Logistics Cost Control Dashboard with Anomaly Detection

Developed a dashboard to process courier invoices, cross-reference with shipment data, and detect anomalies, providing actionable insights for logistics cost optimization and accurate billing.

Logistics Cost Control Dashboard with Anomaly Detection

Tech Stack:

Data IntegrationDashboard DevelopmentAnomaly DetectionData VisualizationPythonPandasPostgreSQLPowerBi

Context

The company faced challenges in accurately controlling logistics costs due to discrepancies between courier invoices and actual shipment details, leading to potential overpayments and inefficient budget forecasting.

Project Objectives

  • Build a comprehensive dashboard to monitor and analyze logistics costs by processing invoices from courier companies.
  • Implement a system to cross-reference invoice data with shipment details to identify anomalies and billing errors.
  • Provide actionable insights and visualizations to improve cost efficiency and ensure accurate billing practices.

Implemented Solution

I developed a logistics cost control dashboard that automates the processing of courier invoices and compares them against shipment data.

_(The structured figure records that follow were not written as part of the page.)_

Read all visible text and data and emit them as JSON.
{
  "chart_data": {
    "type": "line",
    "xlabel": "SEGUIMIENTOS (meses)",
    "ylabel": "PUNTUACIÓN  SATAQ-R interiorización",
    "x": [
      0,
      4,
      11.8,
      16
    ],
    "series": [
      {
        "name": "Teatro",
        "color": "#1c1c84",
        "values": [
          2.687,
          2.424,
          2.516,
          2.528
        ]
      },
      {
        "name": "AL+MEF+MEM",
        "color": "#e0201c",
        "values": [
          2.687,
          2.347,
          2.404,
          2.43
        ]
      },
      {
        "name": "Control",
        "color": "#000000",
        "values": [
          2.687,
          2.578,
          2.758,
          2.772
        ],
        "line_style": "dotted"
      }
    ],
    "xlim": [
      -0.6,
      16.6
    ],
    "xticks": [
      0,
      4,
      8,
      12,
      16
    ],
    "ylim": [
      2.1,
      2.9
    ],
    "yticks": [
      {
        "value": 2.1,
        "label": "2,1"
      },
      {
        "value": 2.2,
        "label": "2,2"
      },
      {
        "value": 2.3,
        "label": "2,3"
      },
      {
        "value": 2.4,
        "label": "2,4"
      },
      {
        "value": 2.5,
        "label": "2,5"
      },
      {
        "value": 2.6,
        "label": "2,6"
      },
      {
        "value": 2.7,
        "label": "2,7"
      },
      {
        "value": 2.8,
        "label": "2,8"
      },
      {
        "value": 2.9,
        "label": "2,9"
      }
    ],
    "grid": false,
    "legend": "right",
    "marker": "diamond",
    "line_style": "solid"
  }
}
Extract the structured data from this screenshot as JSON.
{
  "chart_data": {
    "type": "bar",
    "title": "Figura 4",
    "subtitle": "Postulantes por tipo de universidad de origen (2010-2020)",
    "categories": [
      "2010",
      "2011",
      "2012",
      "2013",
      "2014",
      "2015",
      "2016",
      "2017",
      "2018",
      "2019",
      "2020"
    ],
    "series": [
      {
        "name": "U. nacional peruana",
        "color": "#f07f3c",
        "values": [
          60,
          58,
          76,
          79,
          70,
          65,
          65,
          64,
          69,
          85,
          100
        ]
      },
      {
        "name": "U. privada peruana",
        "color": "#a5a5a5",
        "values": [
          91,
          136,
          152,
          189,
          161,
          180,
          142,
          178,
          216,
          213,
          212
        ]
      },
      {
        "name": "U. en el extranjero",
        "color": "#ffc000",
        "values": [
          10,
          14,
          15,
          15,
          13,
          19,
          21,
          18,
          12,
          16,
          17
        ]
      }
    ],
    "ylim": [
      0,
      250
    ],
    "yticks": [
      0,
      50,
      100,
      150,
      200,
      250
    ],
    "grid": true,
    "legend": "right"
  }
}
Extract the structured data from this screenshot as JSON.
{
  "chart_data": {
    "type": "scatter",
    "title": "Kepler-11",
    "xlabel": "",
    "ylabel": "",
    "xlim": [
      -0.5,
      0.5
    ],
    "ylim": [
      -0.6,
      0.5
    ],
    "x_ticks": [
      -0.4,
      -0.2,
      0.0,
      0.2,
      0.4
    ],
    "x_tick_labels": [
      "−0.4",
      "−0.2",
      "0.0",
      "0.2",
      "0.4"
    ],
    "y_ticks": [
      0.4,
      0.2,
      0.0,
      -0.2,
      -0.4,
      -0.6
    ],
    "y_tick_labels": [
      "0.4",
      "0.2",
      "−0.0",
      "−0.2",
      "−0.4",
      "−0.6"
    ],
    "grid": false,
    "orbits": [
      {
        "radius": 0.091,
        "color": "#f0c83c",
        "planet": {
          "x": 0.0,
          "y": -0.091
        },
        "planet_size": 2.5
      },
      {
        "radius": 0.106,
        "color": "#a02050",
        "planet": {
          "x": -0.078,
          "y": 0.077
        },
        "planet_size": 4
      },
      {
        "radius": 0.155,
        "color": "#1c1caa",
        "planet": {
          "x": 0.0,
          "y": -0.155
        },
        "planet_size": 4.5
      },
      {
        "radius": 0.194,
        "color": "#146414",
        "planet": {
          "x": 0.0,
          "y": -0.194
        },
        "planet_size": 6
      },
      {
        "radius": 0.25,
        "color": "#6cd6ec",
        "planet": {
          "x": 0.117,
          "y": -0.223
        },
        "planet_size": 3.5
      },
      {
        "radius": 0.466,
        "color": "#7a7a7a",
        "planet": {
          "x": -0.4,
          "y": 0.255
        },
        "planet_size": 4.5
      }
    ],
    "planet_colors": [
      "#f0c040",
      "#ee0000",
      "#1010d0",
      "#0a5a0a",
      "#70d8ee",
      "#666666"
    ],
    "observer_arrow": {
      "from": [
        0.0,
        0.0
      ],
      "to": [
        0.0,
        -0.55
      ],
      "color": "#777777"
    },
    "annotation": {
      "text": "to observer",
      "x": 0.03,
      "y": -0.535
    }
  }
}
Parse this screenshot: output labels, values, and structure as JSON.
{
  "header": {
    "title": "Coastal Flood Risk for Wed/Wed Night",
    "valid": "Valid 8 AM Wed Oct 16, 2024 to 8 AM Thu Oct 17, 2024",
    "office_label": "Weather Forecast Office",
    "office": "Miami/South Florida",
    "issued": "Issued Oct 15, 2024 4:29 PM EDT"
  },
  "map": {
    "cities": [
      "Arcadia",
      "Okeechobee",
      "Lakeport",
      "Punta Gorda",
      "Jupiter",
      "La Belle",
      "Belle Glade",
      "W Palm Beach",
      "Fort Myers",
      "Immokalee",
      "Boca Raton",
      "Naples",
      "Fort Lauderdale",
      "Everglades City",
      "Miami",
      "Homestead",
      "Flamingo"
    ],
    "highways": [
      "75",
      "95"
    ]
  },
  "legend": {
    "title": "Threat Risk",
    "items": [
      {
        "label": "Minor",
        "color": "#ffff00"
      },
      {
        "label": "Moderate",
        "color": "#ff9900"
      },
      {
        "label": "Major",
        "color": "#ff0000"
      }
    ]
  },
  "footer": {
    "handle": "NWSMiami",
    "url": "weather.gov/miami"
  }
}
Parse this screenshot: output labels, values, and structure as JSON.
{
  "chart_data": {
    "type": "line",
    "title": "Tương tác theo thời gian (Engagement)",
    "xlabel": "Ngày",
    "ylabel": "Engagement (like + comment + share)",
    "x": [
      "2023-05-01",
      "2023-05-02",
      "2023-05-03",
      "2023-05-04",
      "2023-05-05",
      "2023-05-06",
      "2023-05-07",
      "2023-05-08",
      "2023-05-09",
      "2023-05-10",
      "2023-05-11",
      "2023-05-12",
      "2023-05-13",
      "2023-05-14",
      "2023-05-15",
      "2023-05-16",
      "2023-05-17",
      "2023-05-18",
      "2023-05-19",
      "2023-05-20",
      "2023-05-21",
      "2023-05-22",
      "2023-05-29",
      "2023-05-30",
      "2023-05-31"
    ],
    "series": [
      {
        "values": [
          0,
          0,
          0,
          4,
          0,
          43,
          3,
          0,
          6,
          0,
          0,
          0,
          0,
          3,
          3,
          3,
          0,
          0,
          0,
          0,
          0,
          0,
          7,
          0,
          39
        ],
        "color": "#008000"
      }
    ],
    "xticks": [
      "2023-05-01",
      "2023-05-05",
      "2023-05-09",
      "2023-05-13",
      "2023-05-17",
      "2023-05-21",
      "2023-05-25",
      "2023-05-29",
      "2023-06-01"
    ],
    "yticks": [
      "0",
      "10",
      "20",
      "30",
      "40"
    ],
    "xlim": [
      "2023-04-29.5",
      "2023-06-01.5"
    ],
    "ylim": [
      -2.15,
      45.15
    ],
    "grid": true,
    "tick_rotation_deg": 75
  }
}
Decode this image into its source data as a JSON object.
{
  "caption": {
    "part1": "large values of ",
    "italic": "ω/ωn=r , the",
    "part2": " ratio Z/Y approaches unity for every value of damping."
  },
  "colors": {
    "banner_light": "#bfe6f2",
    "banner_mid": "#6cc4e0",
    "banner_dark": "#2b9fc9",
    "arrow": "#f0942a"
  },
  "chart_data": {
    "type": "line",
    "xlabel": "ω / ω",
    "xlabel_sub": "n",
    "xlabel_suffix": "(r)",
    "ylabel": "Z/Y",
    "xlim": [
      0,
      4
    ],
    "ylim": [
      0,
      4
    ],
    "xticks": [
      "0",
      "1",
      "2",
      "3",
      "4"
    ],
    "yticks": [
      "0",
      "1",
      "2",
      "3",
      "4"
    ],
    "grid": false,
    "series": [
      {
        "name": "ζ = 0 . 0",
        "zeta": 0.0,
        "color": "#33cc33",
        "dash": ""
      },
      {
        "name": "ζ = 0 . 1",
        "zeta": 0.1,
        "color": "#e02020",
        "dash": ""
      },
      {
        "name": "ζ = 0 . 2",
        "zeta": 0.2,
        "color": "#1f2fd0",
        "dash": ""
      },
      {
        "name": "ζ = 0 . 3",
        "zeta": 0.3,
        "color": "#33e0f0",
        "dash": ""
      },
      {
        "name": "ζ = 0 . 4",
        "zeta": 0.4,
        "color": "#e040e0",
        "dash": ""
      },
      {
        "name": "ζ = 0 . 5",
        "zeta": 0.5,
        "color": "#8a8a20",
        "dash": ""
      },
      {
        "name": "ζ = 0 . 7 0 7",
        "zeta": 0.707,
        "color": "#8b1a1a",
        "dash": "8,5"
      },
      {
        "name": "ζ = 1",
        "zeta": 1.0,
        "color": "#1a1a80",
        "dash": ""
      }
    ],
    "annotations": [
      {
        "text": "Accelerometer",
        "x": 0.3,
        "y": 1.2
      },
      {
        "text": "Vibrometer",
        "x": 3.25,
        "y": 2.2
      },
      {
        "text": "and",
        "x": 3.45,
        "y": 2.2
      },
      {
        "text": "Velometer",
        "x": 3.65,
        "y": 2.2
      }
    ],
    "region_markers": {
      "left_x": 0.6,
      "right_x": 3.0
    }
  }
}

The core of the system includes anomaly detection algorithms to highlight discrepancies between invoiced amounts and actual shipping information.

Key Steps

  • Automated data integration pipelines to ingest invoice data from courier companies and shipment data from internal systems.
  • Development of anomaly detection algorithms to identify inconsistencies in billing amounts, shipping weights, dimensions, or other relevant parameters.
  • Interactive dashboard with visualizations to display key logistics cost metrics, identified anomalies, and trends over time.
  • User-friendly interface allowing logistics and finance teams to investigate and resolve discrepancies efficiently.
  • Customizable reporting features to generate insights on cost savings and areas for optimization.

Skills Used

Data integration, dashboard development, anomaly detection algorithms, data visualization, analytical thinking, problem-solving, collaboration with logistics and finance teams.

Business Outcomes

  • Significantly reduced discrepancies between invoiced and actual shipping costs through the implementation of effective anomaly detection.
  • Improved cost visibility across logistics operations, enabling more accurate budget forecasting and financial planning.
  • Streamlined the invoice verification process, reducing the time spent on manual checking by an estimated 70%, freeing up valuable resources.